A blog about the restoration, remodel and renovation of a 1929 Chicago-style brick bungalow

White Linen (Closet)

I thought I better take advantage of this burst in project energy while it lasts so I decided to tackle the linen closet. Since it’s adjacent to the bathroom and part of the hallway, it’ll be part of both the bathroom reno and the hallway repair and paint project too.

Of course I shouldn’t need to tell you, as you should know by now if you’re a regular reader, that it was completely painted in white.


And like everything else it was either a) a crappy paint job, b) not prepped properly before painting, or c) crappy paint (or a combination of all 3) because it was chipping and peeling over several layers of other colors (sage-y green, gold, peachy-pink…).


The walls are cracked, especially in the corners and on this left wall. It probably happened when the bathroom was demo’d and “remodeled” in the ’90s. This wall, at least this lower section will have to be replaced I’m sure because it doesn’t seem to be holding to the lath anymore.


What is that faucet doing in the linen closet, you ask? Why that was the PO’s idea for filling pails with water without having to walk a few more steps into the bathroom to fill from the tub. Yeah, that will be removed — I don’t know about you, but I wouldn’t want to risk a faucet leak all over the hardwood floor.

I’m removing the paint from the closet shelves with the Silent Paint Remover which is going pretty quickly. For the shelf brackets, baseboard and framing around the tub access (even that was originally stained!) I’m using a “green” stripper. I already had a tub of Ready Strip which I used up on the brackets, plus a tub of Smart Strip which I used on the baseboard and tub access framing.

The Smart Strip seemed to work much better, but I wasn’t sure if it was just because it was applied to flat surfaces. It removed almost all the paint on the first go-around.

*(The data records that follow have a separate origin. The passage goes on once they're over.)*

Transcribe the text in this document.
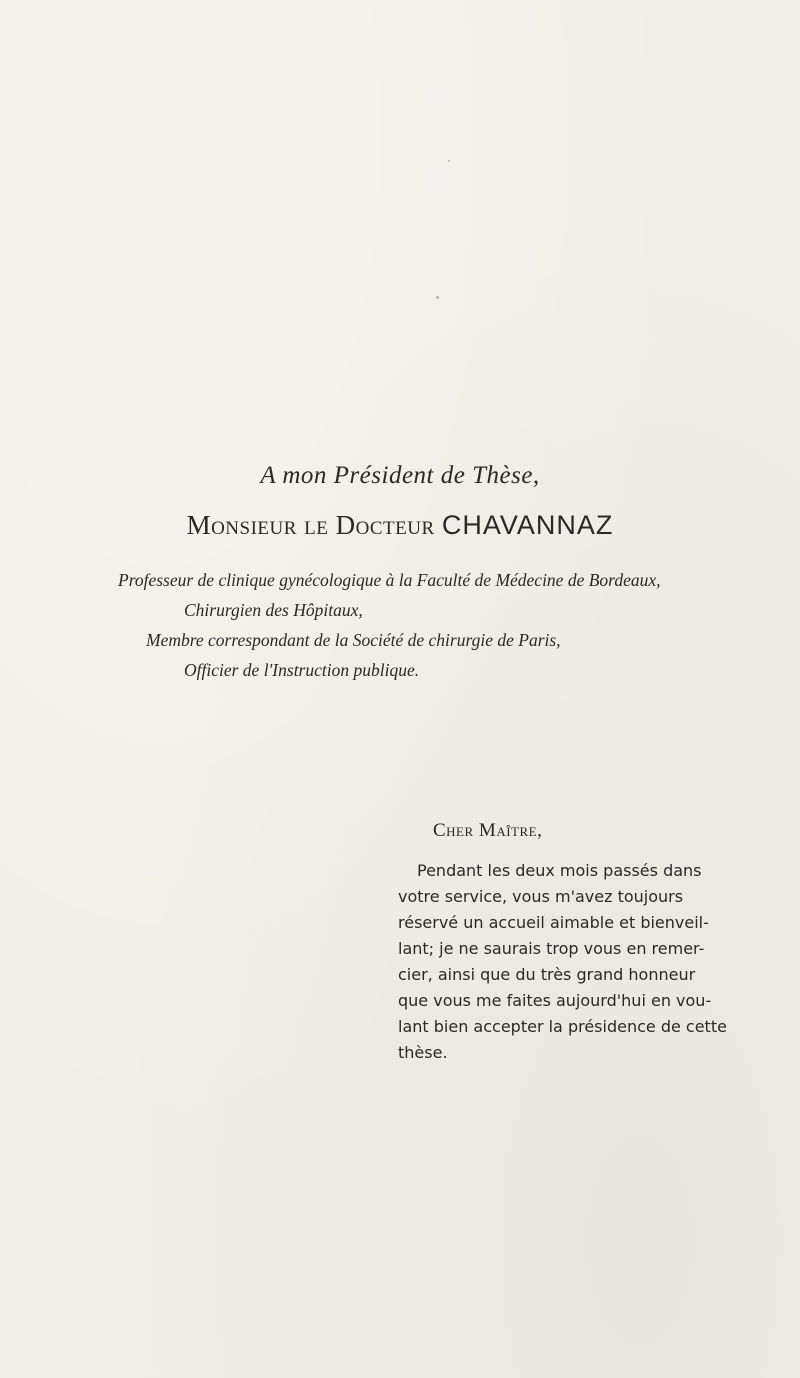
A mon Président de Thèse,
Monsieur le Docteur CHAVANNAZ
Professeur de clinique gynécologique à la Faculté de Médecine de Bordeaux,
Chirurgien des Hôpitaux,
Membre correspondant de la Société de chirurgie de Paris,
Officier de l'Instruction publique.
Cher Maître,
Pendant les deux mois passés dans
votre service, vous m'avez toujours
réservé un accueil aimable et bienveil-
lant; je ne saurais trop vous en remer-
cier, ainsi que du très grand honneur
que vous me faites aujourd'hui en vou-
lant bien accepter la présidence de cette
thèse.
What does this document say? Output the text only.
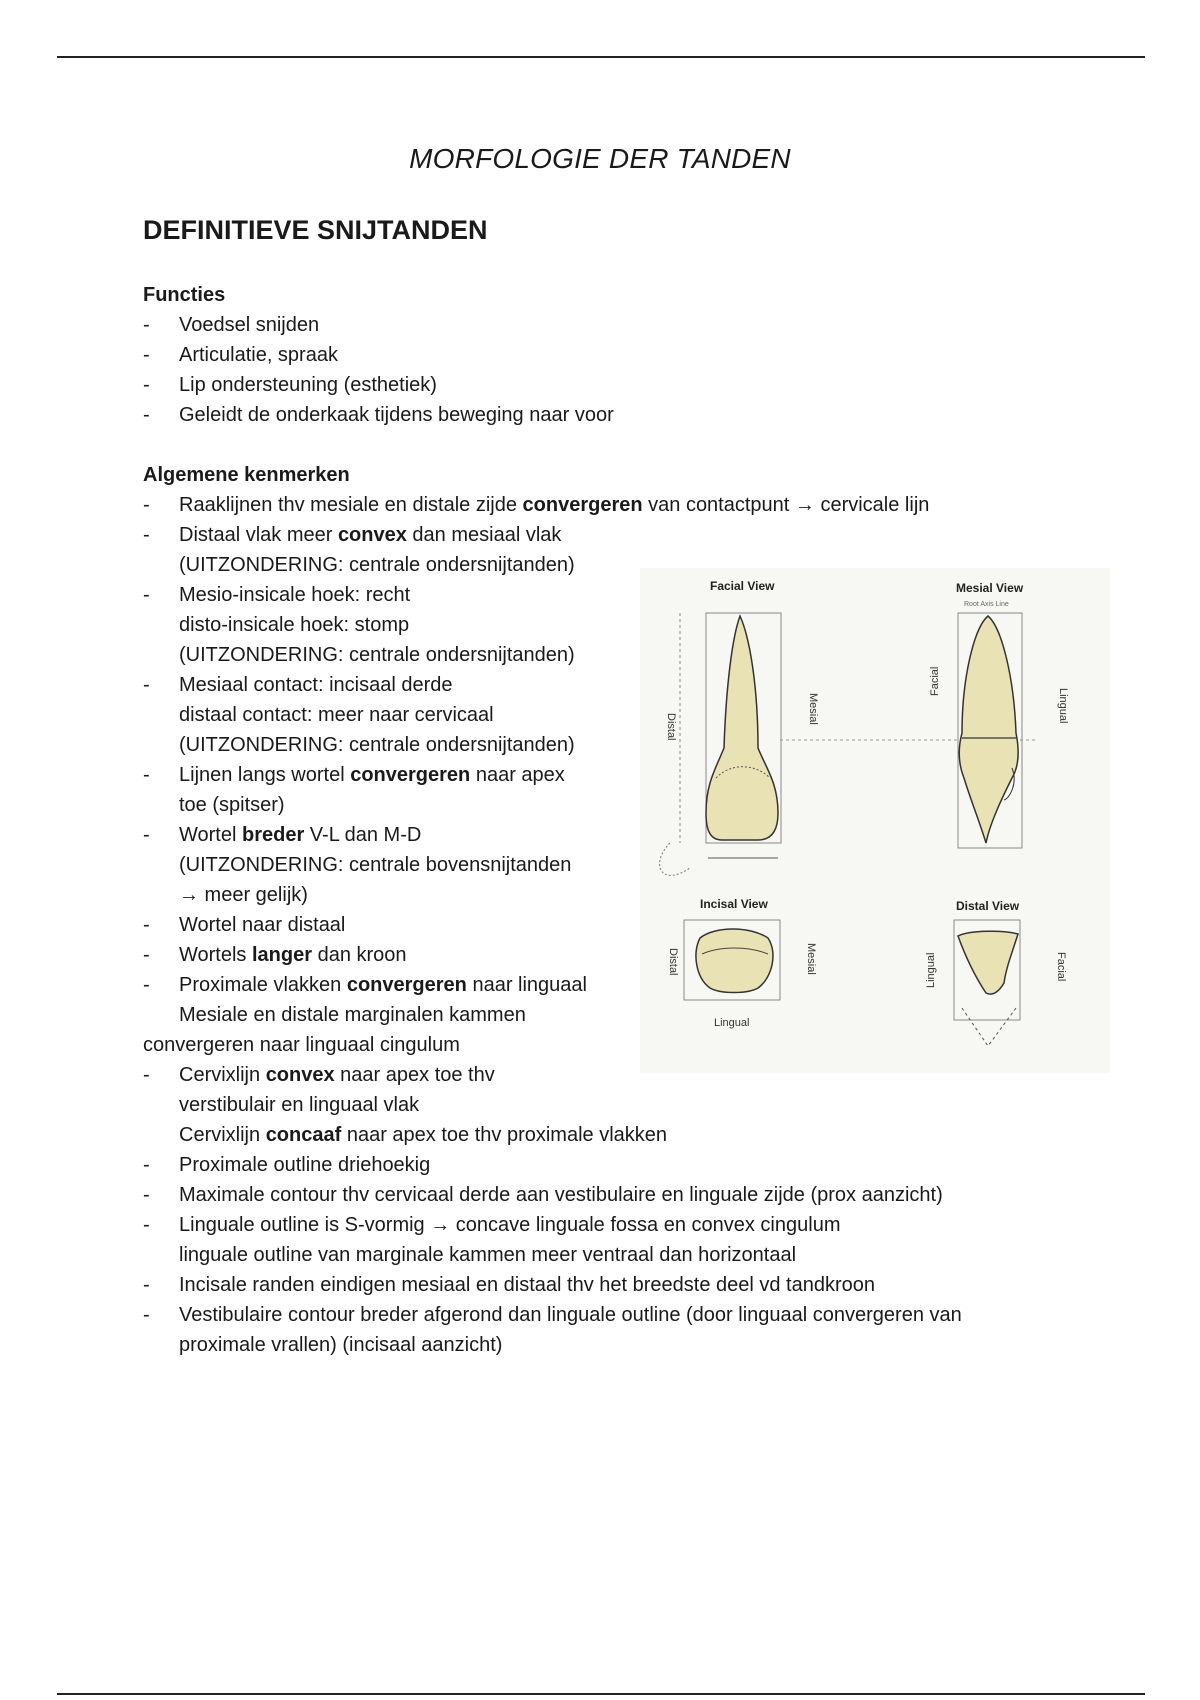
MORFOLOGIE DER TANDEN
DEFINITIEVE SNIJTANDEN
Functies
-	Voedsel snijden
-	Articulatie, spraak
-	Lip ondersteuning (esthetiek)
-	Geleidt de onderkaak tijdens beweging naar voor
Algemene kenmerken
-	Raaklijnen thv mesiale en distale zijde convergeren van contactpunt → cervicale lijn
-	Distaal vlak meer convex dan mesiaal vlak
(UITZONDERING: centrale ondersnijtanden)
-	Mesio-insicale hoek: recht
disto-insicale hoek: stomp
(UITZONDERING: centrale ondersnijtanden)
-	Mesiaal contact: incisaal derde
distaal contact: meer naar cervicaal
(UITZONDERING: centrale ondersnijtanden)
-	Lijnen langs wortel convergeren naar apex
toe (spitser)
-	Wortel breder V-L dan M-D
(UITZONDERING: centrale bovensnijtanden
→ meer gelijk)
-	Wortel naar distaal
-	Wortels langer dan kroon
-	Proximale vlakken convergeren naar linguaal
Mesiale en distale marginalen kammen
convergeren naar linguaal cingulum
-	Cervixlijn convex naar apex toe thv
verstibulair en linguaal vlak
Cervixlijn concaaf naar apex toe thv proximale vlakken
-	Proximale outline driehoekig
-	Maximale contour thv cervicaal derde aan vestibulaire en linguale zijde (prox aanzicht)
-	Linguale outline is S-vormig → concave linguale fossa en convex cingulum
linguale outline van marginale kammen meer ventraal dan horizontaal
-	Incisale randen eindigen mesiaal en distaal thv het breedste deel vd tandkroon
-	Vestibulaire contour breder afgerond dan linguale outline (door linguaal convergeren van
proximale vrallen) (incisaal aanzicht)
Facial View
Distal
Mesial
Mesial View
Root Axis Line
Facial
Lingual
Incisal View
Distal	Mesial
Lingual
Distal View
Lingual	Facial
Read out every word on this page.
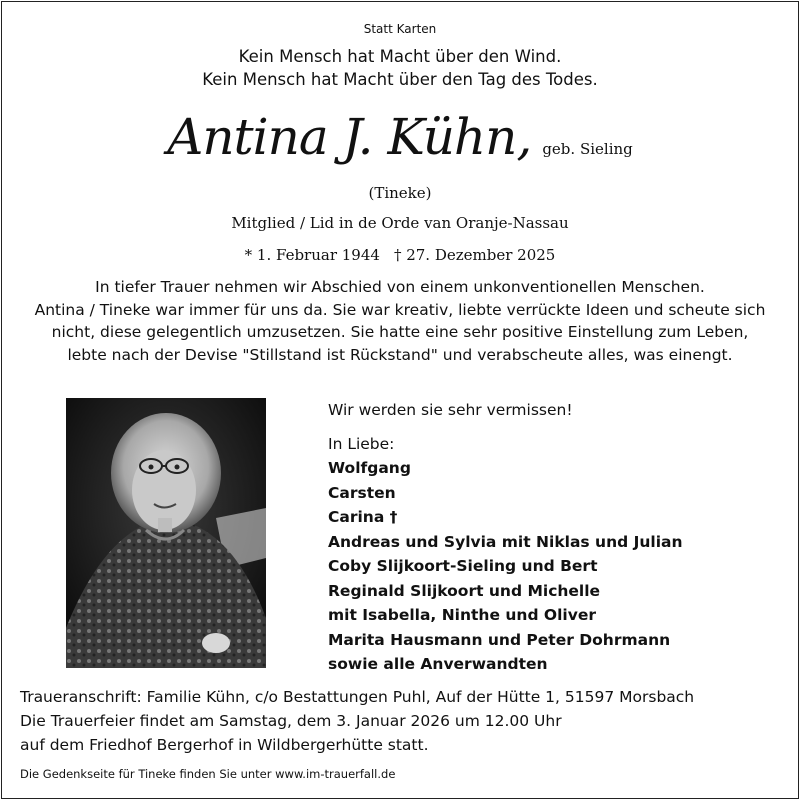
Statt Karten
Kein Mensch hat Macht über den Wind.
Kein Mensch hat Macht über den Tag des Todes.
Antina J. Kühn, geb. Sieling
(Tineke)
Mitglied / Lid in de Orde van Oranje-Nassau
* 1. Februar 1944 † 27. Dezember 2025
In tiefer Trauer nehmen wir Abschied von einem unkonventionellen Menschen.
Antina / Tineke war immer für uns da. Sie war kreativ, liebte verrückte Ideen und scheute sich
nicht, diese gelegentlich umzusetzen. Sie hatte eine sehr positive Einstellung zum Leben,
lebte nach der Devise "Stillstand ist Rückstand" und verabscheute alles, was einengt.
Wir werden sie sehr vermissen!
In Liebe:
Wolfgang
Carsten
Carina †
Andreas und Sylvia mit Niklas und Julian
Coby Slijkoort-Sieling und Bert
Reginald Slijkoort und Michelle
mit Isabella, Ninthe und Oliver
Marita Hausmann und Peter Dohrmann
sowie alle Anverwandten
Traueranschrift: Familie Kühn, c/o Bestattungen Puhl, Auf der Hütte 1, 51597 Morsbach
Die Trauerfeier findet am Samstag, dem 3. Januar 2026 um 12.00 Uhr
auf dem Friedhof Bergerhof in Wildbergerhütte statt.
Die Gedenkseite für Tineke finden Sie unter www.im-trauerfall.de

After applying the Smart Strip to the shelf brackets and letting it sit overnight, most of the remaining paint came off.


I’m not going to go crazy in trying to remove every last bit of paint since most of the bracket will be covered by the shelf, so I’ll see how these clean up with denatured alcohol and take it from there.



  1. Chris Cole on January 22, 2015 at 10:10 am

    I agree that putting a faucet fro buckets is not the best use of the closet. I am assuming that the closet abuts the faucet end of the bathroom tub. If that is the case, you have the advantage of easy access to the plumbing. There is nothing so disheartening as chopping holes in walls to get at plumbing leaks.

    • denise on January 22, 2015 at 10:15 am

      Yes exactly Chris, the tub faucet is on the other side. My husband pointed out that perhaps the PO had one of those buckets on wheels so I guess I have to give him the benefit of the doubt that this might be useful, but still!